Mei Haixia, Yang Ruiming, Peng Jingyi, Meng Keyu, Wang Tao, Wang Lijie
Key Lab Intelligent Rehabil & Barrier Free Disable (Ministry of Education), Changchun University, Changchun 130022, China.
State Key Laboratory of Integrated Optoelectronics, College of Electronic Science and Engineering, Jilin University, Changchun 130012, China.
Sensors (Basel). 2025 Apr 8;25(8):2355. doi: 10.3390/s25082355.
Traditional volatile organic compounds (VOCs) detection models separate component identification and concentration prediction, leading to low feature utilization and limited learning in small-sample scenarios. Here, we realize a Residual Fusion Network based on multi-task learning (MTL-RCANet) to implement component identification and concentration prediction of VOCs. The model integrates channel attention mechanisms and cross-fusion modules to enhance feature extraction capabilities and task synergy. To further balance the tasks, a dynamic weighted loss function is incorporated to adjust weights dynamically according to the training progress of each task, thereby enhancing the overall performance of the model. The proposed network achieves an accuracy of 94.86% and an R score of 0.95. Comparative experiments reveal that using only 35% of the total data length as input data yields excellent identification performance. Moreover, multi-task learning effectively integrates feature information across tasks, significantly improving model efficiency compared to single-task learning.

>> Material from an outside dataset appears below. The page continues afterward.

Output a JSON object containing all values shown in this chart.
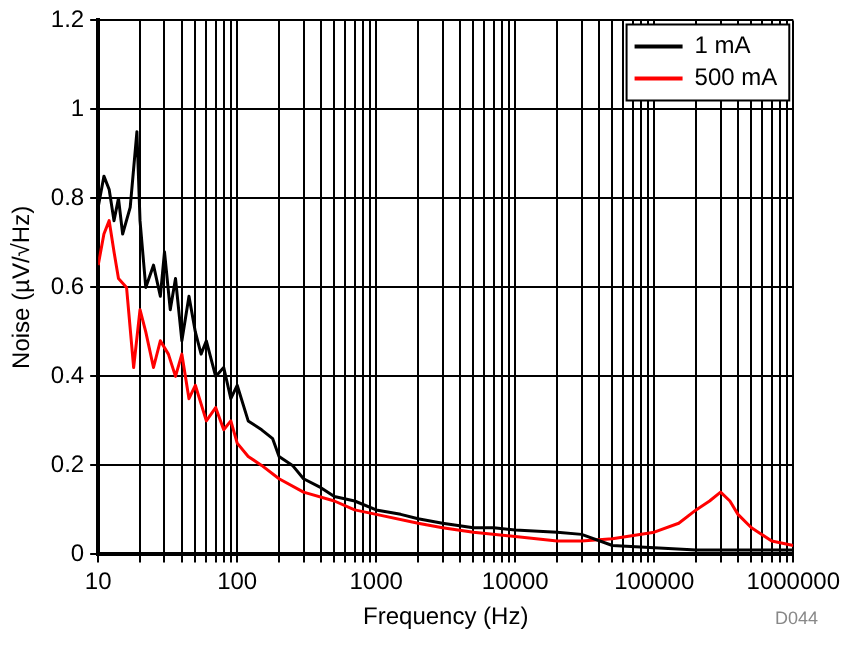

传统的挥发性有机化合物(VOCs)检测模型将成分识别和浓度预测分开,导致特征利用率低,在小样本场景下学习有限。在此,我们实现了一种基于多任务学习的残差融合网络(MTL-RCANet)来实现VOCs的成分识别和浓度预测。该模型集成了通道注意力机制和交叉融合模块,以增强特征提取能力和任务协同效应。为了进一步平衡任务,引入了动态加权损失函数,根据每个任务的训练进度动态调整权重,从而提高模型的整体性能。所提出的网络实现了94.86%的准确率和0.95的R分数。对比实验表明,仅使用总数据长度的35%作为输入数据就能产生出色的识别性能。此外,多任务学习有效地整合了跨任务的特征信息,与单任务学习相比,显著提高了模型效率。